O autor do projeto (PLS 126/2011), senador Humberto Costa (PT-PE), manifestou preocupação especial com a pirataria de medicamentos, “fenômeno antigo” que vem crescendo por causa da procura por remédios para tratamento de disfunção erétil e de obesidade.

O senador considera urgente a adoção de mecanismos para o enfrentamento da situação, “que oferece grave risco sanitário para a população, pois, diferentemente de outros produtos, medicamentos falsificados são potencialmente letais”, como alertou.

O parlamentar destaca ações já implementadas pela Agência Nacional de Vigilância Sanitária (Anvisa) para identificação de fábricas clandestinas, destruição de produtos piratas e interdição de pontos de venda dos produtos. Ele considera necessário, no entanto, intensificar a articulação e cooperação interinstitucional, de forma a “consolidar os resultados obtidos e permitir fazer os avanços ainda necessários”.

Articulação

Humberto Costa diz que apreensões de produtos falsificados são feitas tanto pelo Sistema Nacional de Vigilância Sanitária como pelas polícias Federal, Rodoviária e Civil, além da Receita Federal. Para ele, a implementação de uma política nacional possibilitará a articulação do trabalho desses órgãos, de forma a sistematizar as informações, dando maior eficiência ao combate à pirataria.

De acordo com o projeto, deve ser reprimida a pirataria de produtos sujeitos à vigilância sanitária, o que inclui fabricação, distribuição e comércio de produtos falsificados, corrompidos, adulterados, sem registro, em desacordo com a fórmula constante do registro, de procedência ignorada ou quando fabricados ou vendidos por empresas não autorizadas.

A proposta também modifica a Lei 10.446/2002 para incluir “condutas de falsificação, corrupção, adulteração ou alteração de produtos destinados a fins terapêuticos ou medicinais” como crimes passíveis de investigação pela Polícia Federal.
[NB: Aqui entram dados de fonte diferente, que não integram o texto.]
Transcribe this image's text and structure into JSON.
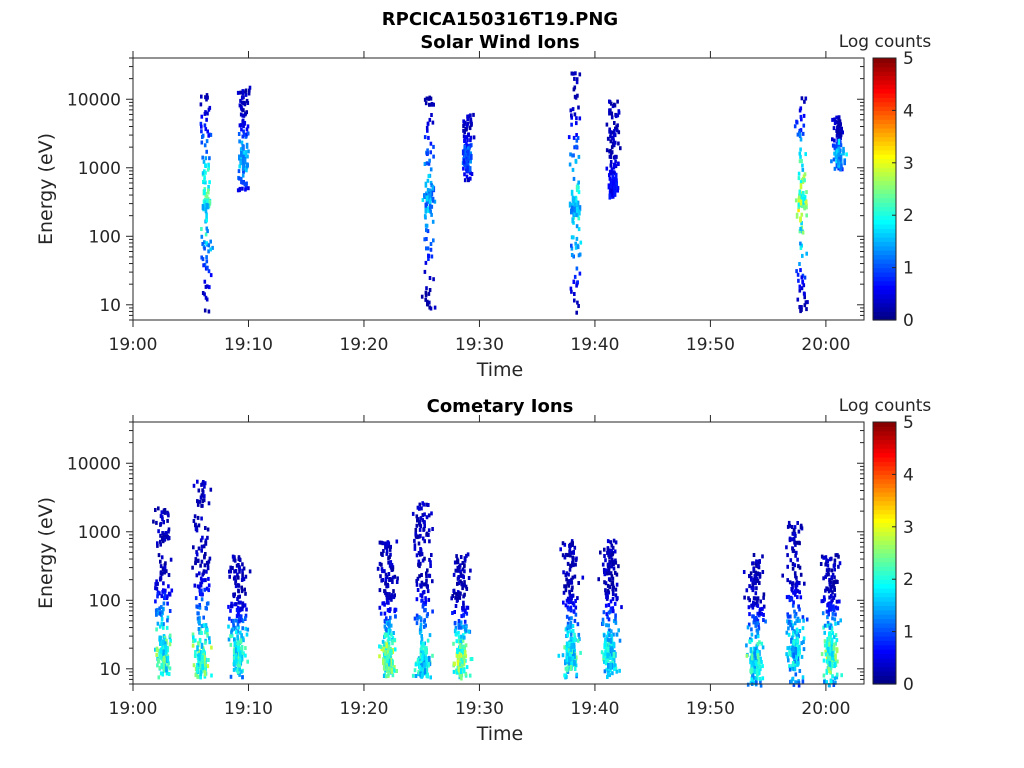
{
  "figure_title": "RPCICA150316T19.PNG",
  "chart_data": [
    {
      "type": "heatmap",
      "title": "Solar Wind Ions",
      "xlabel": "Time",
      "ylabel": "Energy (eV)",
      "yscale": "log",
      "ylim": [
        6,
        40000
      ],
      "xlim": [
        "19:00",
        "20:03"
      ],
      "xticks": [
        "19:00",
        "19:10",
        "19:20",
        "19:30",
        "19:40",
        "19:50",
        "20:00"
      ],
      "yticks": [
        "10",
        "100",
        "1000",
        "10000"
      ],
      "colorbar": {
        "label": "Log counts",
        "range": [
          0,
          5
        ],
        "ticks": [
          "0",
          "1",
          "2",
          "3",
          "4",
          "5"
        ],
        "colormap": "jet"
      },
      "grid": false,
      "bursts": [
        {
          "t_center_min": 6.2,
          "peak_energy_eV": 350,
          "peak_log_counts": 2.5,
          "energy_range_eV": [
            8,
            14000
          ]
        },
        {
          "t_center_min": 9.5,
          "peak_energy_eV": 1500,
          "peak_log_counts": 1.8,
          "energy_range_eV": [
            500,
            16000
          ]
        },
        {
          "t_center_min": 25.5,
          "peak_energy_eV": 400,
          "peak_log_counts": 1.7,
          "energy_range_eV": [
            8,
            14000
          ]
        },
        {
          "t_center_min": 28.8,
          "peak_energy_eV": 1500,
          "peak_log_counts": 1.3,
          "energy_range_eV": [
            700,
            7000
          ]
        },
        {
          "t_center_min": 38.2,
          "peak_energy_eV": 300,
          "peak_log_counts": 2.1,
          "energy_range_eV": [
            8,
            26000
          ]
        },
        {
          "t_center_min": 41.5,
          "peak_energy_eV": 600,
          "peak_log_counts": 0.8,
          "energy_range_eV": [
            400,
            10000
          ]
        },
        {
          "t_center_min": 57.8,
          "peak_energy_eV": 350,
          "peak_log_counts": 3.0,
          "energy_range_eV": [
            8,
            12000
          ]
        },
        {
          "t_center_min": 61.0,
          "peak_energy_eV": 1500,
          "peak_log_counts": 1.8,
          "energy_range_eV": [
            1000,
            6000
          ]
        }
      ]
    },
    {
      "type": "heatmap",
      "title": "Cometary Ions",
      "xlabel": "Time",
      "ylabel": "Energy (eV)",
      "yscale": "log",
      "ylim": [
        6,
        40000
      ],
      "xlim": [
        "19:00",
        "20:03"
      ],
      "xticks": [
        "19:00",
        "19:10",
        "19:20",
        "19:30",
        "19:40",
        "19:50",
        "20:00"
      ],
      "yticks": [
        "10",
        "100",
        "1000",
        "10000"
      ],
      "colorbar": {
        "label": "Log counts",
        "range": [
          0,
          5
        ],
        "ticks": [
          "0",
          "1",
          "2",
          "3",
          "4",
          "5"
        ],
        "colormap": "jet"
      },
      "grid": false,
      "bursts": [
        {
          "t_center_min": 2.5,
          "peak_energy_eV": 18,
          "peak_log_counts": 2.6,
          "energy_range_eV": [
            8,
            2500
          ]
        },
        {
          "t_center_min": 5.8,
          "peak_energy_eV": 15,
          "peak_log_counts": 2.7,
          "energy_range_eV": [
            8,
            6000
          ]
        },
        {
          "t_center_min": 9.0,
          "peak_energy_eV": 18,
          "peak_log_counts": 2.5,
          "energy_range_eV": [
            8,
            500
          ]
        },
        {
          "t_center_min": 22.0,
          "peak_energy_eV": 15,
          "peak_log_counts": 2.9,
          "energy_range_eV": [
            8,
            800
          ]
        },
        {
          "t_center_min": 25.0,
          "peak_energy_eV": 15,
          "peak_log_counts": 2.2,
          "energy_range_eV": [
            8,
            2800
          ]
        },
        {
          "t_center_min": 28.3,
          "peak_energy_eV": 15,
          "peak_log_counts": 3.0,
          "energy_range_eV": [
            8,
            500
          ]
        },
        {
          "t_center_min": 37.8,
          "peak_energy_eV": 18,
          "peak_log_counts": 2.4,
          "energy_range_eV": [
            8,
            800
          ]
        },
        {
          "t_center_min": 41.2,
          "peak_energy_eV": 18,
          "peak_log_counts": 2.3,
          "energy_range_eV": [
            8,
            800
          ]
        },
        {
          "t_center_min": 53.8,
          "peak_energy_eV": 15,
          "peak_log_counts": 2.4,
          "energy_range_eV": [
            6,
            500
          ]
        },
        {
          "t_center_min": 57.2,
          "peak_energy_eV": 20,
          "peak_log_counts": 2.1,
          "energy_range_eV": [
            6,
            1500
          ]
        },
        {
          "t_center_min": 60.3,
          "peak_energy_eV": 18,
          "peak_log_counts": 2.9,
          "energy_range_eV": [
            6,
            500
          ]
        }
      ]
    }
  ]
}
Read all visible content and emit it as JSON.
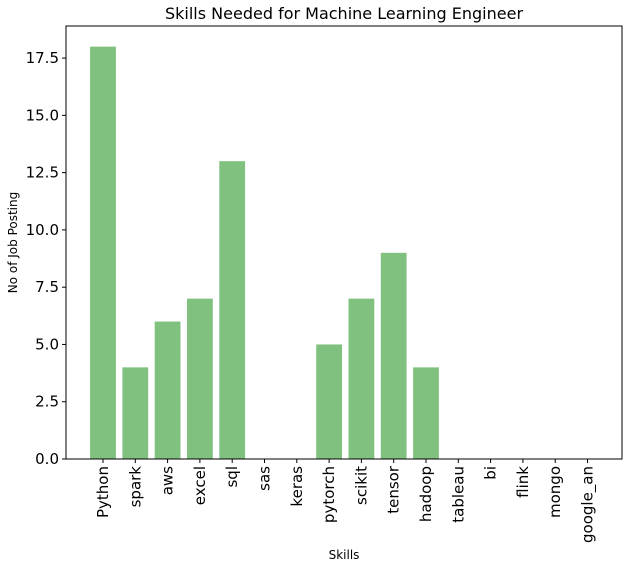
{
  "chart_data": {
    "type": "bar",
    "title": "Skills Needed for Machine Learning Engineer",
    "xlabel": "Skills",
    "ylabel": "No of Job Posting",
    "categories": [
      "Python",
      "spark",
      "aws",
      "excel",
      "sql",
      "sas",
      "keras",
      "pytorch",
      "scikit",
      "tensor",
      "hadoop",
      "tableau",
      "bi",
      "flink",
      "mongo",
      "google_an"
    ],
    "values": [
      18,
      4,
      6,
      7,
      13,
      0,
      0,
      5,
      7,
      9,
      4,
      0,
      0,
      0,
      0,
      0
    ],
    "ylim": [
      0,
      18.9
    ],
    "yticks": [
      0.0,
      2.5,
      5.0,
      7.5,
      10.0,
      12.5,
      15.0,
      17.5
    ],
    "ytick_labels": [
      "0.0",
      "2.5",
      "5.0",
      "7.5",
      "10.0",
      "12.5",
      "15.0",
      "17.5"
    ],
    "grid": false,
    "colors": {
      "bar": "#80c180",
      "axis": "#000000",
      "background": "#ffffff"
    }
  }
}
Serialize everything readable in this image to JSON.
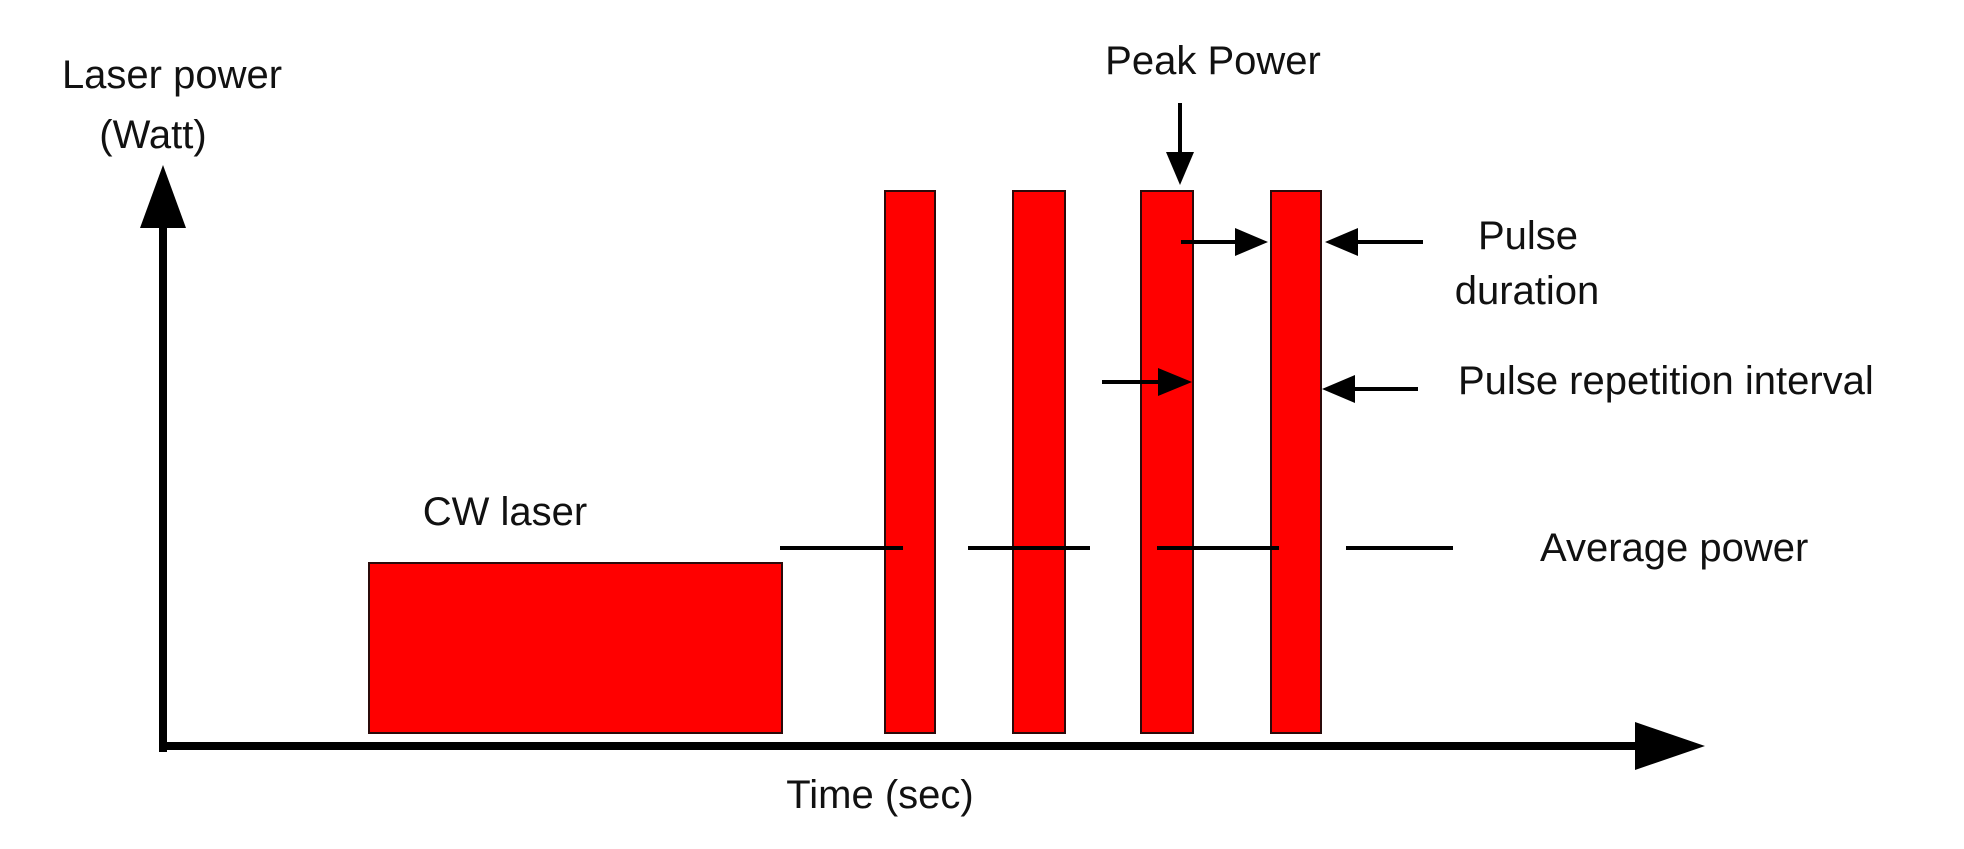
{
  "y_axis": {
    "label_line1": "Laser power",
    "label_line2": "(Watt)"
  },
  "x_axis": {
    "label": "Time (sec)"
  },
  "cw_block": {
    "label": "CW laser"
  },
  "pulses": {
    "count": 4
  },
  "annotations": {
    "peak_power": "Peak Power",
    "pulse_duration_line1": "Pulse",
    "pulse_duration_line2": "duration",
    "pulse_repetition_interval": "Pulse repetition interval",
    "average_power": "Average power"
  },
  "colors": {
    "fill": "#ff0000",
    "outline": "#2b0a0a",
    "ink": "#000000"
  }
}
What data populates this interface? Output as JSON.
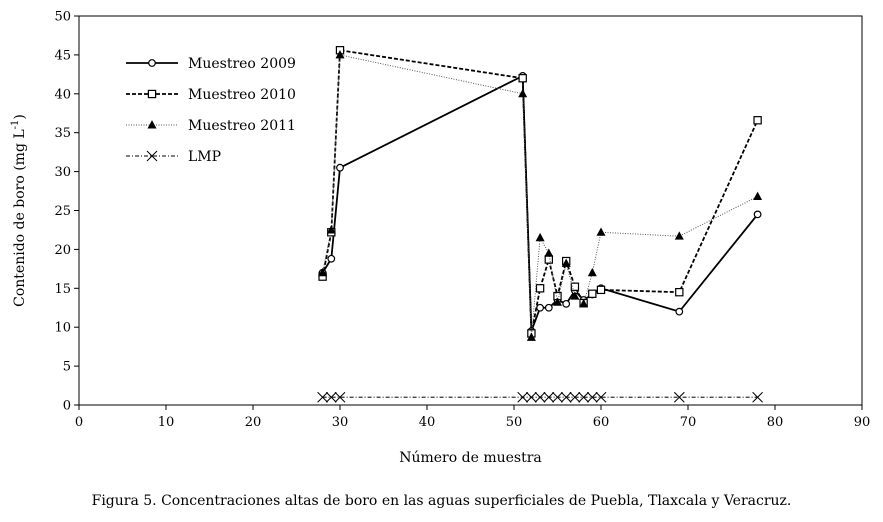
{
  "chart_data": {
    "type": "line",
    "title": "",
    "xlabel": "Número de muestra",
    "ylabel": "Contenido de boro (mg L",
    "ylabel_sup": "-1",
    "ylabel_end": ")",
    "xlim": [
      0,
      90
    ],
    "ylim": [
      0,
      50
    ],
    "xticks": [
      0,
      10,
      20,
      30,
      40,
      50,
      60,
      70,
      80,
      90
    ],
    "yticks": [
      0,
      5,
      10,
      15,
      20,
      25,
      30,
      35,
      40,
      45,
      50
    ],
    "grid": false,
    "legend_position": "top-left",
    "series": [
      {
        "name": "Muestreo 2009",
        "marker": "circle",
        "dash": "solid",
        "x": [
          28,
          29,
          30,
          51,
          52,
          53,
          54,
          55,
          56,
          57,
          58,
          59,
          60,
          69,
          78
        ],
        "y": [
          17,
          18.8,
          30.5,
          42.3,
          9.5,
          12.5,
          12.5,
          13.5,
          13,
          14.7,
          13.5,
          14.2,
          15,
          12,
          24.5
        ]
      },
      {
        "name": "Muestreo 2010",
        "marker": "square",
        "dash": "dashed",
        "x": [
          28,
          29,
          30,
          51,
          52,
          53,
          54,
          55,
          56,
          57,
          58,
          59,
          60,
          69,
          78
        ],
        "y": [
          16.5,
          22.2,
          45.6,
          42,
          9.2,
          15,
          18.7,
          14,
          18.5,
          15.2,
          13.1,
          14.3,
          14.8,
          14.5,
          36.6
        ]
      },
      {
        "name": "Muestreo 2011",
        "marker": "triangle",
        "dash": "dotted",
        "x": [
          28,
          29,
          30,
          51,
          52,
          53,
          54,
          55,
          56,
          57,
          58,
          59,
          60,
          69,
          78
        ],
        "y": [
          17,
          22.5,
          45,
          40,
          8.7,
          21.5,
          19.5,
          13.2,
          18.2,
          14,
          13,
          17,
          22.2,
          21.7,
          26.8
        ]
      },
      {
        "name": "LMP",
        "marker": "x",
        "dash": "dashdot",
        "x": [
          28,
          29,
          30,
          51,
          52,
          53,
          54,
          55,
          56,
          57,
          58,
          59,
          60,
          69,
          78
        ],
        "y": [
          1,
          1,
          1,
          1,
          1,
          1,
          1,
          1,
          1,
          1,
          1,
          1,
          1,
          1,
          1
        ]
      }
    ]
  },
  "caption": "Figura 5. Concentraciones altas de boro en las aguas superficiales de Puebla, Tlaxcala y Veracruz."
}
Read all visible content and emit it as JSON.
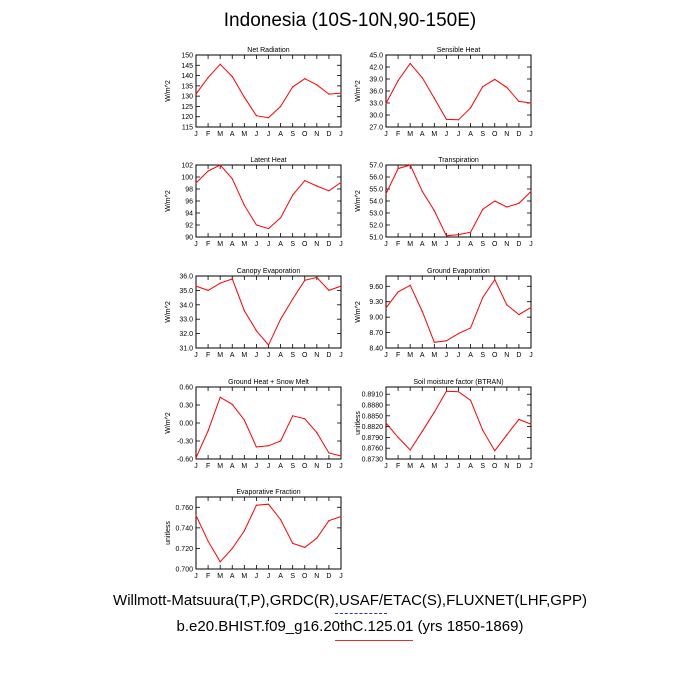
{
  "page": {
    "title": "Indonesia (10S-10N,90-150E)",
    "footer_line1": "Willmott-Matsuura(T,P),GRDC(R),USAF/ETAC(S),FLUXNET(LHF,GPP)",
    "footer_line2": "b.e20.BHIST.f09_g16.20thC.125.01 (yrs 1850-1869)",
    "footer_colors": {
      "line1_underline": "#2a2ad0",
      "line2_underline": "#e03030"
    }
  },
  "series_color": "#ff0000",
  "chart_data": [
    {
      "type": "line",
      "title": "Net Radiation",
      "xlabel": "",
      "ylabel": "W/m^2",
      "categories": [
        "J",
        "F",
        "M",
        "A",
        "M",
        "J",
        "J",
        "A",
        "S",
        "O",
        "N",
        "D",
        "J"
      ],
      "values": [
        131,
        139,
        145.5,
        139.5,
        129.5,
        120.5,
        119.5,
        125,
        134.5,
        138.5,
        135.5,
        131,
        131.5
      ],
      "ylim": [
        115,
        150
      ],
      "yticks": [
        "115",
        "120",
        "125",
        "130",
        "135",
        "140",
        "145",
        "150"
      ]
    },
    {
      "type": "line",
      "title": "Sensible Heat",
      "xlabel": "",
      "ylabel": "W/m^2",
      "categories": [
        "J",
        "F",
        "M",
        "A",
        "M",
        "J",
        "J",
        "A",
        "S",
        "O",
        "N",
        "D",
        "J"
      ],
      "values": [
        32.9,
        38.6,
        42.9,
        39.3,
        34.2,
        28.9,
        28.8,
        31.8,
        37.1,
        38.9,
        36.9,
        33.4,
        33.0
      ],
      "ylim": [
        27.0,
        45.0
      ],
      "yticks": [
        "27.0",
        "30.0",
        "33.0",
        "36.0",
        "39.0",
        "42.0",
        "45.0"
      ]
    },
    {
      "type": "line",
      "title": "Latent Heat",
      "xlabel": "",
      "ylabel": "W/m^2",
      "categories": [
        "J",
        "F",
        "M",
        "A",
        "M",
        "J",
        "J",
        "A",
        "S",
        "O",
        "N",
        "D",
        "J"
      ],
      "values": [
        99.0,
        101.0,
        102.0,
        99.7,
        95.3,
        92.0,
        91.4,
        93.2,
        97.0,
        99.4,
        98.5,
        97.7,
        99.1
      ],
      "ylim": [
        90,
        102
      ],
      "yticks": [
        "90",
        "92",
        "94",
        "96",
        "98",
        "100",
        "102"
      ]
    },
    {
      "type": "line",
      "title": "Transpiration",
      "xlabel": "",
      "ylabel": "W/m^2",
      "categories": [
        "J",
        "F",
        "M",
        "A",
        "M",
        "J",
        "J",
        "A",
        "S",
        "O",
        "N",
        "D",
        "J"
      ],
      "values": [
        54.6,
        56.7,
        57.0,
        54.8,
        53.2,
        51.1,
        51.2,
        51.4,
        53.3,
        54.0,
        53.5,
        53.8,
        54.8
      ],
      "ylim": [
        51.0,
        57.0
      ],
      "yticks": [
        "51.0",
        "52.0",
        "53.0",
        "54.0",
        "55.0",
        "56.0",
        "57.0"
      ]
    },
    {
      "type": "line",
      "title": "Canopy Evaporation",
      "xlabel": "",
      "ylabel": "W/m^2",
      "categories": [
        "J",
        "F",
        "M",
        "A",
        "M",
        "J",
        "J",
        "A",
        "S",
        "O",
        "N",
        "D",
        "J"
      ],
      "values": [
        35.3,
        35.0,
        35.5,
        35.8,
        33.6,
        32.2,
        31.2,
        33.0,
        34.4,
        35.7,
        35.9,
        35.0,
        35.3
      ],
      "ylim": [
        31.0,
        36.0
      ],
      "yticks": [
        "31.0",
        "32.0",
        "33.0",
        "34.0",
        "35.0",
        "36.0"
      ]
    },
    {
      "type": "line",
      "title": "Ground Evaporation",
      "xlabel": "",
      "ylabel": "W/m^2",
      "categories": [
        "J",
        "F",
        "M",
        "A",
        "M",
        "J",
        "J",
        "A",
        "S",
        "O",
        "N",
        "D",
        "J"
      ],
      "values": [
        9.18,
        9.49,
        9.62,
        9.11,
        8.51,
        8.54,
        8.68,
        8.79,
        9.38,
        9.73,
        9.24,
        9.05,
        9.19
      ],
      "ylim": [
        8.4,
        9.8
      ],
      "yticks": [
        "8.40",
        "8.70",
        "9.00",
        "9.30",
        "9.60"
      ]
    },
    {
      "type": "line",
      "title": "Ground Heat + Snow Melt",
      "xlabel": "",
      "ylabel": "W/m^2",
      "categories": [
        "J",
        "F",
        "M",
        "A",
        "M",
        "J",
        "J",
        "A",
        "S",
        "O",
        "N",
        "D",
        "J"
      ],
      "values": [
        -0.58,
        -0.13,
        0.43,
        0.31,
        0.05,
        -0.4,
        -0.38,
        -0.3,
        0.12,
        0.07,
        -0.16,
        -0.5,
        -0.55
      ],
      "ylim": [
        -0.6,
        0.6
      ],
      "yticks": [
        "-0.60",
        "-0.30",
        "0.00",
        "0.30",
        "0.60"
      ]
    },
    {
      "type": "line",
      "title": "Soil moisture factor (BTRAN)",
      "xlabel": "",
      "ylabel": "unitless",
      "categories": [
        "J",
        "F",
        "M",
        "A",
        "M",
        "J",
        "J",
        "A",
        "S",
        "O",
        "N",
        "D",
        "J"
      ],
      "values": [
        0.883,
        0.879,
        0.8755,
        0.8807,
        0.886,
        0.8918,
        0.8917,
        0.8893,
        0.881,
        0.8753,
        0.8797,
        0.884,
        0.8827
      ],
      "ylim": [
        0.873,
        0.893
      ],
      "yticks": [
        "0.8730",
        "0.8760",
        "0.8790",
        "0.8820",
        "0.8850",
        "0.8880",
        "0.8910"
      ]
    },
    {
      "type": "line",
      "title": "Evaporative Fraction",
      "xlabel": "",
      "ylabel": "unitless",
      "categories": [
        "J",
        "F",
        "M",
        "A",
        "M",
        "J",
        "J",
        "A",
        "S",
        "O",
        "N",
        "D",
        "J"
      ],
      "values": [
        0.752,
        0.727,
        0.707,
        0.72,
        0.737,
        0.762,
        0.763,
        0.748,
        0.725,
        0.721,
        0.73,
        0.747,
        0.751
      ],
      "ylim": [
        0.7,
        0.77
      ],
      "yticks": [
        "0.700",
        "0.720",
        "0.740",
        "0.760"
      ]
    }
  ]
}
Em seu voto favorável a relatora, senadora Vanessa Grazziotin (PCdoB-AM), informou que a Organização Mundial da Saúde estima que 25% dos remédios vendidos nos países em desenvolvimento sejam falsificados ou adulterados. No Brasil, esse percentual chegaria a 30%, conforme dados do Instituto Brasileiro de Ética Concorrencial, citados pela senadora.

Cosméticos

Sobre a pirataria de cosméticos, Vanessa Grazziotin observa que a produção ilegal ocorre dentro das fronteiras brasileiras, em pequenas fábricas de fundo de quintal ou em pequenos laboratórios.

– A produção está mais próxima dos locais de consumo, o que dificulta a interceptação dos produtos – afirmou a relatora.

Em seu voto, a senadora acatou emenda da redação apresentada na Comissão de Constituição, Justiça e Cidadania (CCJ).